Hello I am new to CycleChat, so hello all!

I have 2 young children and have decided to start cycling to places with them. I have been researching the best method of doing so and cost wise and stability I have decided to opt for a Pashley Tricycle with child seats. As someone wrote on this site, the child seats are as rare as hen's teeth! Yes they are but luckily I have managed to find some, I also have found a reasonably priced tricycle but I am short of the missing link - the luggage rack that fits everything together. 

So to cut a long story short does anyone have one lying about that they no longer need as I am desperate! Or does anyone know of a place that sells second hand tricycle pieces and I could contact them directly.
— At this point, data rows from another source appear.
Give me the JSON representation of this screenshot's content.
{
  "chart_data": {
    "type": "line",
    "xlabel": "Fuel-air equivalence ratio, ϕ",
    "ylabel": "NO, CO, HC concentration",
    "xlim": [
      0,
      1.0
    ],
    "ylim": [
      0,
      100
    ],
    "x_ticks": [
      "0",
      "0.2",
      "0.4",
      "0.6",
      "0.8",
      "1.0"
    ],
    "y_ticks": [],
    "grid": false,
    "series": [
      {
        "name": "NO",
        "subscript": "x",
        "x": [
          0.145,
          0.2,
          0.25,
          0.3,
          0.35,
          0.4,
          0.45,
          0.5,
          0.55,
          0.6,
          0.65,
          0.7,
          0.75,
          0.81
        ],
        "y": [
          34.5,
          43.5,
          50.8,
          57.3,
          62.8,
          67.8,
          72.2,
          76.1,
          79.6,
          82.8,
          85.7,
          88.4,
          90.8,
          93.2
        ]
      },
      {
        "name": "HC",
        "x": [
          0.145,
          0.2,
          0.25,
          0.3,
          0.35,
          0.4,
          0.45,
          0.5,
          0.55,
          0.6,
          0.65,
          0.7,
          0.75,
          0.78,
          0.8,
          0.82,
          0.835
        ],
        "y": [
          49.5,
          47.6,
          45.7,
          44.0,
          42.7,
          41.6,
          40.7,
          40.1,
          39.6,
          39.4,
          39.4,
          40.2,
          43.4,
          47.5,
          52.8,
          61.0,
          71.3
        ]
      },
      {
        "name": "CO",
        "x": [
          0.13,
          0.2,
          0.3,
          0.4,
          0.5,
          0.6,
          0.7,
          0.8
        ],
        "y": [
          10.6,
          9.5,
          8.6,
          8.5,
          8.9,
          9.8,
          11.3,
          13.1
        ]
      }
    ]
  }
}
I look forward to sharing your knowledge. x


----------



## billymac (2 Nov 2009)

*Pashley tricycle child seats*

I posted asking if anyone had a luggage rack for a Pashley tricycle as I had found 2 child seats for sale. As I could not find a luggage rack anywhere so I have since bought a second hand tricycle with everything I needed and so did not buy the child seats, much to the owners disappointment. They are to date still for sale and as a number of people have looked at my thread I know there is interest and I would like to help out the couple who are selling them. The link to the advert is http://oxford.gumtree.com/oxford/20/44645720.html and hopefully this will work. Good luck.

I am now getting excited about trying out my new tricycle as it is due to arrive tomorrow and I have never ridden one before! More than a little nervous!!!


----------



## harrison nall (24 Jun 2010)

I have the seats and the rack offer me a price?


----------